15 octobre 2022 - Beranrd GUITER - "La tragédie de Gérard de Nerval"

1GERARD DE NERVAL

Je pense que Gérard de Nerval domestiquait un état maniaque -dépressif par une écriture conventionnelle et ce sur la forme tandis que sur le fond son ésotérisme et une culture sophistiquée font l’émergence d’une musique poétique bien éloignée de cet art tel que le définissait Verlaine : <De la musique avant toute chose>>.
Mais pour étudier ceci faisons quelques haltes d’abord sur sa biographie puis sur les signifiants qui le forgèrent .
Il faut toutefois souligner la complexité de cette entreprise car l’auteur est un homme qui brouille toutes les données biographiques le concernant, sa correspondance est maigre, il change de lieu en permanence :<<il se pose plus qu’il ne loge>>.
C’est par ailleurs un homme qui adopte un ésotérisme né de ses prétentions à être un initié de sociétés secrètes(maçonniques entre autres) ).

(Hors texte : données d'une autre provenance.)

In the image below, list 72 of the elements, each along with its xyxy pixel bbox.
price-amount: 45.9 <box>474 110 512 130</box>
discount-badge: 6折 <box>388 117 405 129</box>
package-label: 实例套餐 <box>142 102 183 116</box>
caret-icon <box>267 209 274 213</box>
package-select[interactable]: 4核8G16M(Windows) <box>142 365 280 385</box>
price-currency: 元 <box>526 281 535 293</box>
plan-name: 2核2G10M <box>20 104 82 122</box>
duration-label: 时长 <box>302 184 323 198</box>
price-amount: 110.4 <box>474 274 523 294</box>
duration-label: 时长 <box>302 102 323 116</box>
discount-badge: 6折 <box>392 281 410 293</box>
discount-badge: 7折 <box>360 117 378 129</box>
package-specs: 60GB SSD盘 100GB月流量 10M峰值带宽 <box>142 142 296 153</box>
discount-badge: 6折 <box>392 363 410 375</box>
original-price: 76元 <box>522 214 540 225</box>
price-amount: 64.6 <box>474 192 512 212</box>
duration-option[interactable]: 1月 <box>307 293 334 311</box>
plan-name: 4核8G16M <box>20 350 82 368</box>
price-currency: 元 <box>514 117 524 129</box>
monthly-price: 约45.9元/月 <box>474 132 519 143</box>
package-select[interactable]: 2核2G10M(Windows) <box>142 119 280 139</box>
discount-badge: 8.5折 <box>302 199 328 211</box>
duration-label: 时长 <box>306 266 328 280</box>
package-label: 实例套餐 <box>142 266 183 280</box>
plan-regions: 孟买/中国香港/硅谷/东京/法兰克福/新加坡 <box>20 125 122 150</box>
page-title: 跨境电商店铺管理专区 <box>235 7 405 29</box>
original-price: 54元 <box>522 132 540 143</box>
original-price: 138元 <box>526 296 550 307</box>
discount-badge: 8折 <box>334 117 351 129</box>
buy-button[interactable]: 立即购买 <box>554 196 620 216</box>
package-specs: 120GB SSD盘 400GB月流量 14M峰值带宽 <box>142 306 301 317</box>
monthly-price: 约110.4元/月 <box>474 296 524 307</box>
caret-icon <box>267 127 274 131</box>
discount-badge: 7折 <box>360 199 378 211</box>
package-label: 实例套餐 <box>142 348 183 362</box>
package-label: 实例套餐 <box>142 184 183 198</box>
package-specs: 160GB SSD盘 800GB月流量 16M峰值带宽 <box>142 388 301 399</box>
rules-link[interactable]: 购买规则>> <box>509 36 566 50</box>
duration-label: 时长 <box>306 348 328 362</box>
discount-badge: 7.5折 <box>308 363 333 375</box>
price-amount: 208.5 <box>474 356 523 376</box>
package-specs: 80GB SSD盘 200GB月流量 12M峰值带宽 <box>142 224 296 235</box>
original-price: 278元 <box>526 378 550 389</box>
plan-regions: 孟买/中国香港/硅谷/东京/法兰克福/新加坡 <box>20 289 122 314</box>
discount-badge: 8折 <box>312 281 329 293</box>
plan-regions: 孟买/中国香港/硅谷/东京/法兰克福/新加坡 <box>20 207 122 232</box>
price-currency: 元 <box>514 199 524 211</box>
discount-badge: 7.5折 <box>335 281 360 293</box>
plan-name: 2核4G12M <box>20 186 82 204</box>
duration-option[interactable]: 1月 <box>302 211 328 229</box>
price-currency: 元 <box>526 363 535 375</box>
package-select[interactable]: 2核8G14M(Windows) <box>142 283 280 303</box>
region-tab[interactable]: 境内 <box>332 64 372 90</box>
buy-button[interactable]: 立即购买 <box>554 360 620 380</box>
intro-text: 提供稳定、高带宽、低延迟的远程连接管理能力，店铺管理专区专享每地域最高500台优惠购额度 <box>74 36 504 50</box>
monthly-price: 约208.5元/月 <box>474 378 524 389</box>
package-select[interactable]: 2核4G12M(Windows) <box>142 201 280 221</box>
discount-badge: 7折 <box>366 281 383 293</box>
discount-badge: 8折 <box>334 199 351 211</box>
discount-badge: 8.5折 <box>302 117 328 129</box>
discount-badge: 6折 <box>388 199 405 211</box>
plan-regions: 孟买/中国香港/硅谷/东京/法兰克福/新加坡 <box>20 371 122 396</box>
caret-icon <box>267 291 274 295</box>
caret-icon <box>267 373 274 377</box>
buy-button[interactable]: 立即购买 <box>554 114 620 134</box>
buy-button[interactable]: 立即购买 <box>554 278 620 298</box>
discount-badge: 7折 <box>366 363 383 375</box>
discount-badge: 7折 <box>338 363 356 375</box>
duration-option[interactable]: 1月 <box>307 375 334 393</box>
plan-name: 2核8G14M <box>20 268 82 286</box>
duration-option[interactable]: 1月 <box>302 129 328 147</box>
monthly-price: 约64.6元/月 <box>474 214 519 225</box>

Enfin ses écrits romanesques sont certes utiles à la clinique en tant que récits délirants mais ne renseignent en rien sur ce qu’il fut.
Nôtre point de vue est que contrairement à Sainte- Beuve : <<Tel arbre ,tels fruits>> l’œuvre et l’auteur ne doivent se confondre.
Démarche freudienne quand ce dernier affirme<<La folie peinte dans une fiction autorise les mêmes procédures de diagnostic et d’interprétation qu’une pathologie dans la réalité>>.
Freud finira par avouer en parlant du processus animique qu’ est l’acte de création<<Il est inaccessible à la psychanalyse>>alors qu’en tant qu’écrivain et écrivain qui reçut le prestigieux prix Goethe il conseille <<Il faut lire mes études de cas comme des contes>>.
André Malraux dira effectivement avoir trouvé dans L’homme aux rats une rare intensité dramatique .
Il nous faut en guise d’explication faire appel à Marguerite Duras qui interrogée sur le pourquoi de son écriture répondait<<je me mets dans mes livres>>.

Le je mets le moi dans les livres il se désaliène des identifications moïques le moi par essence étant imaginaire et ce pour l’assomption de ce Je qui est un Autre.
On pense a la belle formulation de Victor Hugo<<Insensé qui croit que je ne suis pas toi>>.

Gérard de Nerval est tout d’abord logé par les amateurs de classification dans la catégorie des poétes romantiques
Son gout pour la solitude ,le rêve(qu’il définit dans Aurélia comme une seconde vie),son appétit de liberté concrétisé par ses voyages orientaux à l’ère des écrivains voyageurs :
Lamartine(Voyage en Orient),Chateaubriand(Itinéraire de Paris à Jérusalem),Stendhal(Histoire de la peinture en Italie),ses passions amoureuses (Jenny Colon, Marie Playel) son goût prononce pour les ruines et ses engagements politiques ont contribué à cette inclusion .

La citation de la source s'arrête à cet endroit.